Hospital records of the Natchez Charity Hospital were admitted in evidence in Reynolds v. West, 237 Miss. 613, 115 So.2d 742 (1959). This Court approved the action of the trial court, saying in its opinion: "Such records are admissible in evidence, since the law required that such records be kept,
The hospital records were properly admitted into evidence in this case.
The appellant contends: The lower court erred in refusing appellant's requested instructions permitting the jury to draw reasonable inferences of unfavorable effect from the failure of appellee to present Dr. Kenneth Meyer and other doctors from Oschner's Clinic as witnesses.
This case was set for trial on January 9, 1968. On January 4, 1968, appellant received a letter confirming an earlier conversation in which appellee waived the privilege with reference to questioning Dr. Kenneth Meyer of Oschner's Clinic, New Orleans, Louisiana. Appellant made no motion for a continuance or for a reasonable delay; neither did appellant file interrogatories.

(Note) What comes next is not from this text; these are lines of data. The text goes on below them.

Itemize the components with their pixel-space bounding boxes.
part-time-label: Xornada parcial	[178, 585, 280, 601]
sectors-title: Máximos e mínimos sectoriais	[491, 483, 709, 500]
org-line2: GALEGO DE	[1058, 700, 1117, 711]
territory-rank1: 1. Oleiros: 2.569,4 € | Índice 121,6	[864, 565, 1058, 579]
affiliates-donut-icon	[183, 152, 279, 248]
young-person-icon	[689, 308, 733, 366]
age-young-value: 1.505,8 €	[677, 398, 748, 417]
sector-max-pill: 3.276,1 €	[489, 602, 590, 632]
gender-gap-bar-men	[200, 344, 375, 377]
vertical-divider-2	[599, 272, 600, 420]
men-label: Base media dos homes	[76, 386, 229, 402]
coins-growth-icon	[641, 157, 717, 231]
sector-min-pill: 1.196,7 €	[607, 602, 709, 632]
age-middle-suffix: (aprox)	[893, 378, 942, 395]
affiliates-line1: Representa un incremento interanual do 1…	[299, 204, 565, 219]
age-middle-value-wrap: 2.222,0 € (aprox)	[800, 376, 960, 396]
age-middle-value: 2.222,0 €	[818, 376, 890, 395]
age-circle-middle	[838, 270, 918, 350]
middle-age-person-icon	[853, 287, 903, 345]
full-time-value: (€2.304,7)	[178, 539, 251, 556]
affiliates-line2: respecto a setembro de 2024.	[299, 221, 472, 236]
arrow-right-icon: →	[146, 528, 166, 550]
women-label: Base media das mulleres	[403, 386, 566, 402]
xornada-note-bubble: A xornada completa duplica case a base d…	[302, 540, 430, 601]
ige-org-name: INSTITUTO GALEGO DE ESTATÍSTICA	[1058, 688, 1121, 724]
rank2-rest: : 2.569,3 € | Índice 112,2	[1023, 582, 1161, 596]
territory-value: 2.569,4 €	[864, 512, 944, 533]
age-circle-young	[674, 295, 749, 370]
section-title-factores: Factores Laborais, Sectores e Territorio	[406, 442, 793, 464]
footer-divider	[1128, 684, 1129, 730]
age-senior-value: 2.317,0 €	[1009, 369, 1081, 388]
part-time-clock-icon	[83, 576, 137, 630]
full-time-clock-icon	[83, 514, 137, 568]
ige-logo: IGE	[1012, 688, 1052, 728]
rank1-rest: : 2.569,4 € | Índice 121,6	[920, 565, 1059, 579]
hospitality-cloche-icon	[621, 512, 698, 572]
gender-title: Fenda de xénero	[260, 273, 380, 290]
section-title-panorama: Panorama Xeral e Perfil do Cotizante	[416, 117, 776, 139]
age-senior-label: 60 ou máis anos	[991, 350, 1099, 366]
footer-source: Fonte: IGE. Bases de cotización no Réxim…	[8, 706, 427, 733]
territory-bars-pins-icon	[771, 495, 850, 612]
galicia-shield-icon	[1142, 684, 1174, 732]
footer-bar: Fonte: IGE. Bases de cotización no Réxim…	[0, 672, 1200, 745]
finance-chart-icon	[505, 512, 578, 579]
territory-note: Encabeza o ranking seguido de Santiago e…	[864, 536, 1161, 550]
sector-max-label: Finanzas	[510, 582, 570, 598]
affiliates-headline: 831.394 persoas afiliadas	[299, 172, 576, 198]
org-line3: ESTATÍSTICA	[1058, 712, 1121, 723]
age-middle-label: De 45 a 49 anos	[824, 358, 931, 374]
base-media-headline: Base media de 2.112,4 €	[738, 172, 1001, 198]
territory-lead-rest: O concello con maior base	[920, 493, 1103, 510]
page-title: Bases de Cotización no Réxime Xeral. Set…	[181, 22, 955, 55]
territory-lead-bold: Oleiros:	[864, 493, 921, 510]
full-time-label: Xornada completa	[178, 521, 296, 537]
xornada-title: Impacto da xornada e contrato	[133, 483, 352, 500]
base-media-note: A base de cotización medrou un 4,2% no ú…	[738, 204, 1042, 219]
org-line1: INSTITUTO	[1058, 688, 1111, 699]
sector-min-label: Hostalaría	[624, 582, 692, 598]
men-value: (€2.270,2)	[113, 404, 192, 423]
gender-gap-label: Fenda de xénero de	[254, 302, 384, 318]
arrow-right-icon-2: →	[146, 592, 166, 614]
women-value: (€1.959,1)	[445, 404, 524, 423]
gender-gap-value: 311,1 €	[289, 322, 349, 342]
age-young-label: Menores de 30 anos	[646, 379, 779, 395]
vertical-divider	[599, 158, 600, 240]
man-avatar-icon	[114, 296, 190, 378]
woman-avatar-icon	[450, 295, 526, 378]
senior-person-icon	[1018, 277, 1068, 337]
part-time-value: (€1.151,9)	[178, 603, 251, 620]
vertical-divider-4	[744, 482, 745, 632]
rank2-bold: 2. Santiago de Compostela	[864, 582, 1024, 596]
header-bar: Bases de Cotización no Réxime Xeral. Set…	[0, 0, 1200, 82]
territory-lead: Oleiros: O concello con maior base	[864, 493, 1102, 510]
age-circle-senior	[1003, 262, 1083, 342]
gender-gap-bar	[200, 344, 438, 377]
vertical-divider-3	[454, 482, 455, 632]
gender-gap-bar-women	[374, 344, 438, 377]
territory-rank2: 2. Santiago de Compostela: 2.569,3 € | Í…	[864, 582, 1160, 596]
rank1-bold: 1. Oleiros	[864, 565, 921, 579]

Section 1703 Mississippi Code 1942 Annotated (1956) says in part: "The deposition of any witness absent from or residing out of the state may be taken by any party to the cause, (Emphasis added.) After receiving the waiver, the appellant had the same right as the appellee to take the deposition of Dr. Meyer. No inference can be drawn from the appellee's failure to produce in person as a witness every out-of-state doctor who examined him. If the appellant felt that Dr. Meyer's testimony was important, he had an opportunity to present this matter to the trial court in the form of a motion for a continuance or by filing interrogatories. Since appellant did neither, it cannot now complain.
While the judgment is liberal, we are not prepared to say that the jury was actuated by bias, passion and prejudice. There was evidence that the appellee had been permanently injured, or that the swelling of the neck with consequent pain and tension might recur from time to time into the indefinite future. The judgment of the trail court is affirmed.
Affirmed.
ETHRIDGE, C. J., GILLESPIE, P. J., and JONES and PATTERSON, JJ., concur.